Захват Гамовым Амурской области грозил Уссурийскому краю изоляцией от Советского государства.
* * *
Десятого марта поздно вечером — уже было темно — машинист поезда, в котором следовал отряд из Хабаровска, резко затормозил. Вагоны с лязгом и звоном ударились буферами друг о друга, и состав остановился. Володя и Виктор Заречный вышли на площадку вагона. Впереди, на путях, они увидели красные сигнальные огни, а вдали слева — множество костров. Они сошли со ступенек и побежали к паровозу.
— Что это за огни? — спросил Володя машиниста.
— Пойдем посмотрим, — машинист слез с паровоза.
— А что за костры, как вы думаете?
— Это, должно быть, в Астрахановке.
— Если в Астрахановке, то наши.
Их окликнул голос из темноты:
— Кто идет?
— Свои.
Из-за бруствера, на котором стояли два красных фонаря, показались три фигуры с ружьями — солдаты в шинелях без погон, в вязенковых шапках, с винтовками.
— Документы! — сказал один из них, бородатый, должно быть старший.
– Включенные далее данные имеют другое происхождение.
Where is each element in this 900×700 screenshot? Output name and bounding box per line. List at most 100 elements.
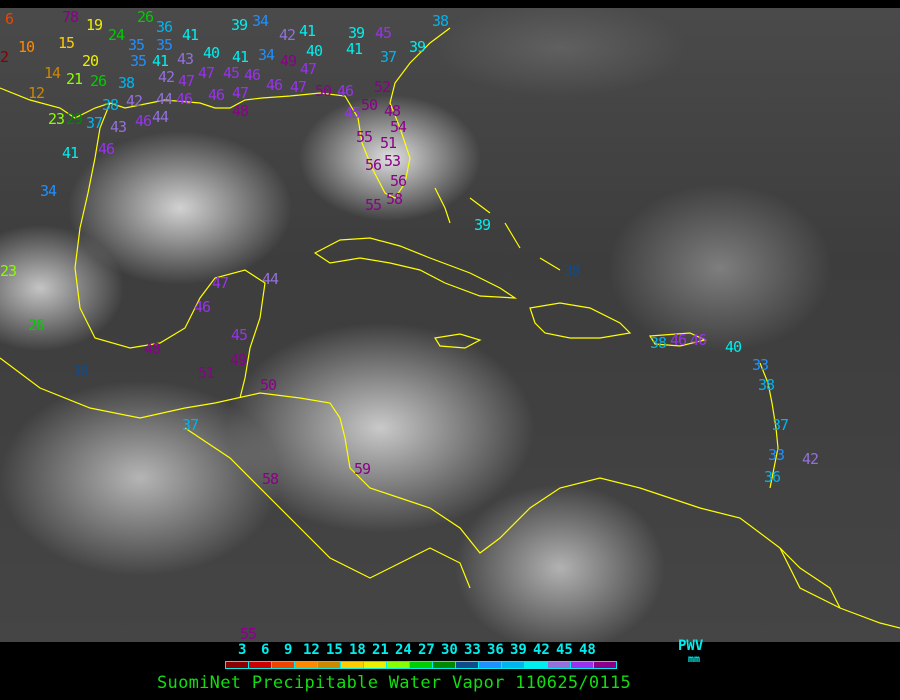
- legend-swatch: [318, 662, 341, 668]
- station-value: 56: [365, 156, 382, 174]
- station-value: 20: [82, 52, 99, 70]
- station-value: 55: [356, 128, 373, 146]
- station-value: 26: [28, 316, 45, 334]
- station-value: 35: [156, 36, 173, 54]
- legend-tick: 21: [372, 642, 389, 658]
- station-value: 46: [266, 76, 283, 94]
- station-value: 53: [384, 152, 401, 170]
- station-value: 41: [152, 52, 169, 70]
- satellite-map: 6 78 19 24 26 36 35 41 39 34 35 35 10 15 2 20 41 43 40 41 34…: [0, 8, 900, 642]
- station-value: 47: [198, 64, 215, 82]
- station-value: 47: [178, 72, 195, 90]
- legend-swatch: [295, 662, 318, 668]
- station-value: 58: [386, 190, 403, 208]
- station-value: 47: [300, 60, 317, 78]
- station-value: 39: [409, 38, 426, 56]
- station-value: 54: [390, 118, 407, 136]
- puerto-rico-line: [648, 332, 707, 347]
- station-value: 51: [198, 364, 215, 382]
- station-value: 50: [260, 376, 277, 394]
- station-value: 40: [725, 338, 742, 356]
- station-value: 35: [130, 52, 147, 70]
- station-value: 24: [108, 26, 125, 44]
- jamaica-line: [434, 333, 482, 349]
- legend-tick: 36: [487, 642, 504, 658]
- legend-swatch: [364, 662, 387, 668]
- station-value: 42: [279, 26, 296, 44]
- station-value: 51: [380, 134, 397, 152]
- legend-swatch: [525, 662, 548, 668]
- station-value: 59: [354, 460, 371, 478]
- station-value: 47: [232, 84, 249, 102]
- station-value: 45: [231, 326, 248, 344]
- station-value: 41: [232, 48, 249, 66]
- legend-tick: 39: [510, 642, 527, 658]
- station-value: 46: [670, 331, 687, 349]
- legend-swatch: [341, 662, 364, 668]
- legend-swatch: [571, 662, 594, 668]
- station-value: 46: [98, 140, 115, 158]
- station-value: 35: [128, 36, 145, 54]
- station-value: 10: [18, 38, 35, 56]
- station-value: 41: [62, 144, 79, 162]
- legend-swatch: [548, 662, 571, 668]
- station-value: 38: [432, 12, 449, 30]
- lesser-antilles-line: [759, 362, 841, 609]
- gulf-coast-line: [0, 27, 451, 199]
- station-value: 46: [194, 298, 211, 316]
- station-value: 30: [72, 362, 89, 380]
- central-america-coast-line: [0, 357, 900, 629]
- station-value: 36: [764, 468, 781, 486]
- legend-swatch: [456, 662, 479, 668]
- station-value: 34: [252, 12, 269, 30]
- legend-swatch: [502, 662, 525, 668]
- station-value: 42: [158, 68, 175, 86]
- station-value: 55: [240, 625, 257, 642]
- station-value: 50: [315, 82, 332, 100]
- station-value: 34: [40, 182, 57, 200]
- coastlines: [0, 27, 900, 629]
- station-value: 26: [137, 8, 154, 26]
- station-value: 46: [244, 66, 261, 84]
- station-value: 39: [348, 24, 365, 42]
- station-value: 47: [290, 78, 307, 96]
- station-value: 14: [44, 64, 61, 82]
- legend-tick: 30: [441, 642, 458, 658]
- station-value: 56: [390, 172, 407, 190]
- legend-tick: 48: [579, 642, 596, 658]
- station-value: 26: [90, 72, 107, 90]
- texas-mexico-coast-line: [74, 102, 266, 399]
- central-america-pacific-line: [184, 427, 471, 589]
- bahamas-line: [434, 187, 561, 271]
- station-value: 47: [212, 274, 229, 292]
- station-value: 23: [48, 110, 65, 128]
- legend-swatch: [410, 662, 433, 668]
- legend-tick: 27: [418, 642, 435, 658]
- station-value: 55: [365, 196, 382, 214]
- station-value: 43: [110, 118, 127, 136]
- station-value: 42: [802, 450, 819, 468]
- station-value: 44: [156, 90, 173, 108]
- station-value: 49: [230, 351, 247, 369]
- station-value: 46: [337, 82, 354, 100]
- station-value: 37: [772, 416, 789, 434]
- unit: mm: [688, 654, 701, 665]
- station-value: 50: [361, 96, 378, 114]
- station-value: 41: [299, 22, 316, 40]
- station-value: 15: [58, 34, 75, 52]
- legend-swatch: [272, 662, 295, 668]
- station-value: 34: [258, 46, 275, 64]
- station-value: 38: [650, 334, 667, 352]
- station-value: 37: [182, 416, 199, 434]
- legend-tick: 6: [261, 642, 270, 658]
- legend-swatch: [249, 662, 272, 668]
- legend-tick: 12: [303, 642, 320, 658]
- station-value: 38: [118, 74, 135, 92]
- legend-bar: 3 6 9 12 15 18 21 24 27 30 33 36 39 42 45 48 PWV mm Suo…: [0, 638, 900, 700]
- station-value: 38: [758, 376, 775, 394]
- station-value: 58: [262, 470, 279, 488]
- station-value: 48: [232, 102, 249, 120]
- station-value: 41: [182, 26, 199, 44]
- station-value: 23: [0, 262, 17, 280]
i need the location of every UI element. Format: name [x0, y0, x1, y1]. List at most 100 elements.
Он посмотрел на пятиконечную звезду на рукаве френча у Володи, на планшетку Виктора.
Прочитав мандаты, солдат солидно, но весело произнес:
— У нас в Черниговской губернии говорят: «Оце гарно…» Только дальше, товарищи, пути нема, аж на десять стыков рельсы разобраты.
— Кто разобрал?
— Наши… чтобы гамовцев не пустить из города.
— Хорошо сделано, — одобрил Володя. — Правильно! А костры? Что это?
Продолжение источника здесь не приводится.